I could calculate the mean, standard deviation, and sample size for each group like so:
mean(USArrests$Murder[USArrests$west == 1])
sd(USArrests$Murder[USArrests$west == 1])
length(USArrests$Murder[USArrests$west == 1])However, we can use the t test formula in R as well. The formula for two-sample t tests is:
t.test(data1, data2, alternative, conf.level)The data you want to compare are different rows in the same dataframe. You will have to subset your data, either within the formula using brackets, or by making new data frames using brackets or dplyr.

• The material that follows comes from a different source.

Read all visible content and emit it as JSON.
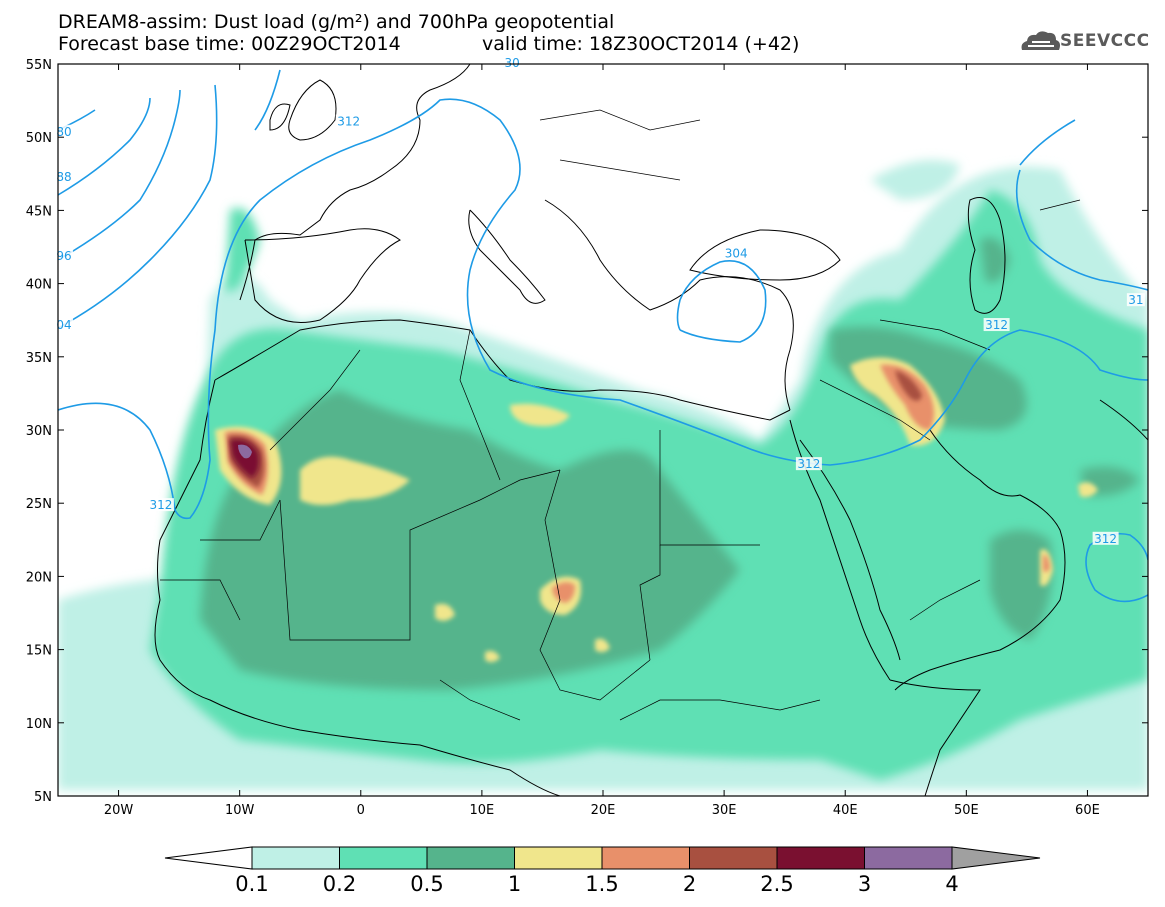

In this case, I would use the code:
t.test(USArrests$Murder[USArrests$west == 1],
USArrests$Murder[USArrests$west == 0],
"less", conf.level = 0.95)I use “less” because I’m doing a one-sided hypothesis test. If I were doing a one-sided hypothesis the other way, I would use “greater”.
- Write down your conclusions. The p-value is 0.1833. This means that there is an 18.33% chance we’d observe the data we do if the null hypothesis were true. This is higher than our significance level of 5%, so we fail to reject the null hypothesis. There is not sufficient evidence to say that murder arrest rates in the west are less than murder arrest rates in non-western states.
Exercise
Try doing a two sample t-test to see whether more urban states (states with more than the median percent urban, like the dummy variable) have higher murder rates than less-urban states.